In “Trace,” five years have passed since Scarpetta was dismissed as the state’s chief medical examiner. She handles a variety of consultant jobs, occasionally for the low-profile but highly successful private security firm owned by her niece, Lucy. She lives in South Florida, not too far from the erratic Lucy’s Pompano Beach mansion. She also spends a lot of time worrying why she and her longtime lover have been emotionally — and physically — distant since they got back together.

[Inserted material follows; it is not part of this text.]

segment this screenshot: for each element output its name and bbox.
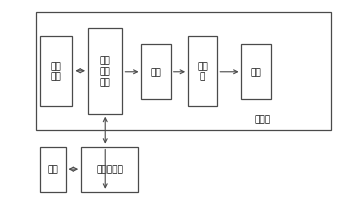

Virginia’s current medical examiner asks her to examine a teenager who died suspiciously. Despite requests from Scarpetta’s inner circle that she turn down the job, she returns to Richmond. It’s not a happy reunion. Her old building is being torn down, her former office runs chaotically and the medical examiner who asked for her help is rude, condescending and humiliates her in front of others in myriad ways.

Why Scarpetta doesn’t repack her bags and go back to South Florida where she could get a start on putting up hurricane shutters isn’t clear. Sure, she becomes interested in the teen’s death, which leads to another undisclosed murder, but there’s always another case.

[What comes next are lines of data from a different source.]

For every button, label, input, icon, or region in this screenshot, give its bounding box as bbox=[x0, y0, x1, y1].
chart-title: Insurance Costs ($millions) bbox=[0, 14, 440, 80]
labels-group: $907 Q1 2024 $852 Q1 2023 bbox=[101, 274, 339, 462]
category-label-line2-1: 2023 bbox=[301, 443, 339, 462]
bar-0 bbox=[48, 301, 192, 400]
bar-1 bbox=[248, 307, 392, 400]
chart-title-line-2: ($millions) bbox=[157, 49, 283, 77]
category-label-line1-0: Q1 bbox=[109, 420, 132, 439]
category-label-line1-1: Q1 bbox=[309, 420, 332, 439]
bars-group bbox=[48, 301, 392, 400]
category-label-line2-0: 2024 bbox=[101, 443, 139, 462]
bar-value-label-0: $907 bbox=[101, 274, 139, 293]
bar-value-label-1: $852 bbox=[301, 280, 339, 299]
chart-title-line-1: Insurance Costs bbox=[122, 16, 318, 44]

As Scarpetta toils in Richmond, a killer who has a link to her past has moved to South Florida, where he is targeting Scarpetta and her niece.

Cornwell sets up numerous plots that never mesh in “Trace.” Scarpetta’s sidekick, Pete Marino, is assaulted. One of Lucy’s employees is stalked and nearly killed. Lucy’s undercover operations are threatened. The FBI, Homeland Security and a neighborhood swingers’ club are dangled into the plot but never reeled in.

Scarpetta is often pushed into the background as Cornwell focuses on other characters, including one of her most uninteresting and stupid villains with the cliched name of Edgar Allan Pogue. It seems like an afterthought when the plot finally reveals itself in an exceedingly creepy scene.

“Trace” certainly is a hundred times better than last year’s dense, melodramatic “Blow Fly,” in which a character’s Lazarus-like return betrayed the readers’ credulity and trust. But just when you find that trace of thrills, “Trace” is off on another tangent, disappearing into a snowy wooded trail as does one shoulder-shrugging nonsensical scene.

In the end, the readers who enjoyed the author’s early novels may feel like Scarpetta does at the beginning of “Trace” when she sees her old building being demolished: “that old building you still miss and feel deeply about is being torn down.” So it is with this series.